Enquanto isso ele vira isto ganhar fazendo viagens a Palos, Huelva,,
Moguer, e outros portos onde ele pode questionar os marinheiros recentemente devolveram
do oeste. Para meia dúzia anos ele foi fora de toque com
os marinheiros e as ações deles/delas, e estas viagens o devem ter dado fundo
prazer. Para isto é o verdadeiro dele place,--entre homens que conheceram o
sofrimentos ásperos de vida navegante, e não entre grandees e cortesãos.

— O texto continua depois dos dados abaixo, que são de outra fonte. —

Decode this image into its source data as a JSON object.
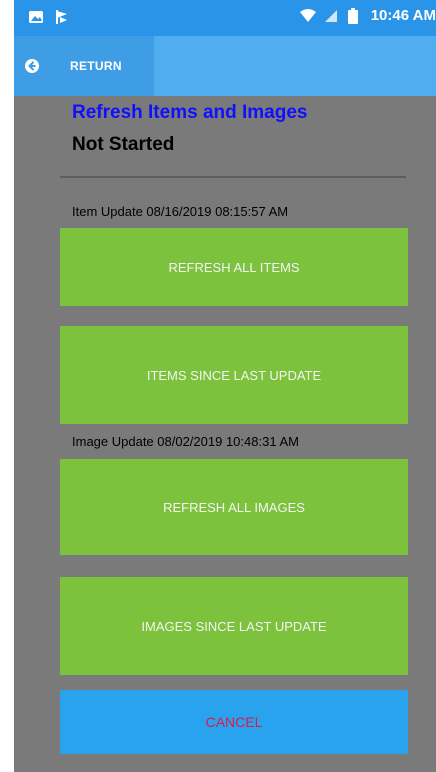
{
  "status_bar": {
    "time": "10:46 AM",
    "left_icons": [
      "image-icon",
      "flag-icon"
    ],
    "right_icons": [
      "wifi-icon",
      "signal-icon",
      "battery-icon"
    ]
  },
  "toolbar": {
    "return_label": "RETURN"
  },
  "content": {
    "title": "Refresh Items and Images",
    "status": "Not Started",
    "item_update_label": "Item Update 08/16/2019 08:15:57 AM",
    "image_update_label": "Image Update 08/02/2019 10:48:31 AM"
  },
  "buttons": {
    "refresh_all_items": "REFRESH ALL ITEMS",
    "items_since_last_update": "ITEMS SINCE LAST UPDATE",
    "refresh_all_images": "REFRESH ALL IMAGES",
    "images_since_last_update": "IMAGES SINCE LAST UPDATE",
    "cancel": "CANCEL"
  },
  "colors": {
    "status_bar": "#2a95e8",
    "toolbar": "#50aef0",
    "background": "#7a7a7a",
    "title": "#1010ff",
    "action_button": "#7cc23c",
    "cancel_button": "#2aa3ef",
    "cancel_text": "#d81b4a"
  }
}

Ele inspira o ar salgado e conversas com todo homem que ele se encontra. Piloto
de Palos, Pedro de Velasco através de nome, lhe fala que ele muito uma vez pensamento
de andamento no oeste, mas depois de velejar cem e cinqüenta ligas
sudoeste de Fayal (um do Açores), e vendo nada mais que bancos de
alga, ele virou nortes e então noroeste, só retroceder novamente,;
mas ele está seguro, ele soma, aquele _if só ele tinha mantido on_ que ele vai
achou terra.
Christopher, também, como nós sabemos, estamos bastante seguro disto, e dizemos assim. Outro
dia, em um porto de mar perto de Cadiz, ele conhece outro piloto que lhe conta isso
ele velejou oeste distante da costa irlandesa e viu as costas de Tartary!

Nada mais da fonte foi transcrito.